Solo che degli Abba avrebbe fatto meglio a scegliere Mamma Mia, o Sos, e per una serie nutrita di ragioni. Breve riassunto dei disastri precedenti: il suo partito ricorda una frattura scomposta, i lealisti nordirlandesi del Dup, che la tengono al potere per il rotto della cuffia, minacciano di far cadere il governo qualora le sue aperture all’Ue aggravino il rischio di un ritorno del confine fisico con l’Irlanda del Nord; le elezioni anticipate da lei azzardate (male e controvoglia), nel 2017 hanno galvanizzato il Labour; poi quel discorso di chiusura dell’anno scorso, in cui tutto, ma proprio tutto, è andato storto. E ora questo congresso, istantanea di una spirale divisoria, fossilizzato nel disaccordo su come/se uscire dall’Ue mentre il tempo si fionda verso il 29 marzo. Essenzialmente il duello fra due fazioni: da una parte l’impossibile mediazione di opposti nel cui segno May ha concepito l’accordo Chequers; dall’altra, le trombonate tory-neoliberal-nazional-atlantiste irte di latinorum con cui Johnson ha criticato nel suo discorso di martedì lo stesso accordo.
Ma Johnson pare davvero l’ultimo dei problemi di May. Non è alternativa che suoni credibile a tutto il partito, il suo momento pare passato ed è una figura strettamente spettacolare («la sua cocaina è l’attenzione dei media» ha detto recentemente un suo ex-collaboratore). A volte apre bocca ed escono cose nefaste, come quel fuck business (con cui settimane fa aveva terrorizzato il… business) e di cui patisce ancora i danni. Il problema reale di Theresa May e della platea che l’ha mestamente applaudita nel suo “coraggioso” discorso è appunto Corbyn, il leader di un partito socialista mai come oggi così credibilmente vicino al potere. Che si tiene volutamente – pur se con fatica – vago su Brexit, mentre i Tories ne sono dilaniati.
Secondo un calcolo di Bloomberg, durante questo congresso, sedici prominenti Tories hanno citato Corbyn per 36 volte nei loro discorsi, in testa il moderato Cancelliere Hammond (sei volte) seguito dal Brexit secretary Dominic Raab (quattro). Per questo, dopo aver ribadito il ruolo mercatista e liberista dei Tories – back (non fuck) business ha esortato, in mezzo al rumoroso sollievo della sala – May si è inoltrata nel territorio “sociale” nel quale il New Old Labour di Corbyn ha prefigurato i più inquietanti e promettenti terremoti – nazionalizzazioni, azionariato operaio, investimenti pubblici – annunciando la fine dell’austerity che da otto anni attanaglia il paese.
Fermo il prezzo della benzina per il nono anno di seguito allora, promesse di edilizia popolare e altre misure che rappresentano quanto di più vicino al “populismo” i Tories riescano ad andare.

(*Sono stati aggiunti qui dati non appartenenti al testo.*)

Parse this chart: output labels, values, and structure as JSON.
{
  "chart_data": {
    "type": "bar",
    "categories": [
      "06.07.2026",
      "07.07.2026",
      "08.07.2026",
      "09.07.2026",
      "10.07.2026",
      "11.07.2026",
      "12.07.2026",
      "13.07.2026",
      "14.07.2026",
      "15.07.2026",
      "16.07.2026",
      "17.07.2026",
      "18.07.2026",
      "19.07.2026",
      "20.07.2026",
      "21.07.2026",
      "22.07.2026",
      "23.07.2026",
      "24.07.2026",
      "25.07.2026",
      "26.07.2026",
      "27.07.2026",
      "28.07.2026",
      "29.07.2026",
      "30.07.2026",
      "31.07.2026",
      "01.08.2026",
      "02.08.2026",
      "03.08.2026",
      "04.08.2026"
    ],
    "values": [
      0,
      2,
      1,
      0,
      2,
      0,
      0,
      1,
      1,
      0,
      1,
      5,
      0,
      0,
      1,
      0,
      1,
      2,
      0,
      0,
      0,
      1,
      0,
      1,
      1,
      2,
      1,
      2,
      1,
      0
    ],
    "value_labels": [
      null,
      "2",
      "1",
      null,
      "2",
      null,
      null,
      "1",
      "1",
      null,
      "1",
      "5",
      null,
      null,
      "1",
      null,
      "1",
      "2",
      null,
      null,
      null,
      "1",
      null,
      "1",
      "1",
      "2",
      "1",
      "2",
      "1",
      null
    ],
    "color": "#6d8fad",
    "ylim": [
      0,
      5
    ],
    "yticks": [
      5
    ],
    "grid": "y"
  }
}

Ma insufficienti a un partito il cui elettorato, confuso dall’avventurismo di certi suoi esponenti, continua a invecchiare e che, a differenza del Labour, non sa rivolgersi ai giovani che lo identificano con una Brexit che non comprendono e rifiutano. Per quanto abbiano accusato Corbyn di paleontologia politica, i conservatori si scoprono a loro volta un partito con tante vecchie idee, un elettorato di anziani e vecchie, dolciastre canzoni pop.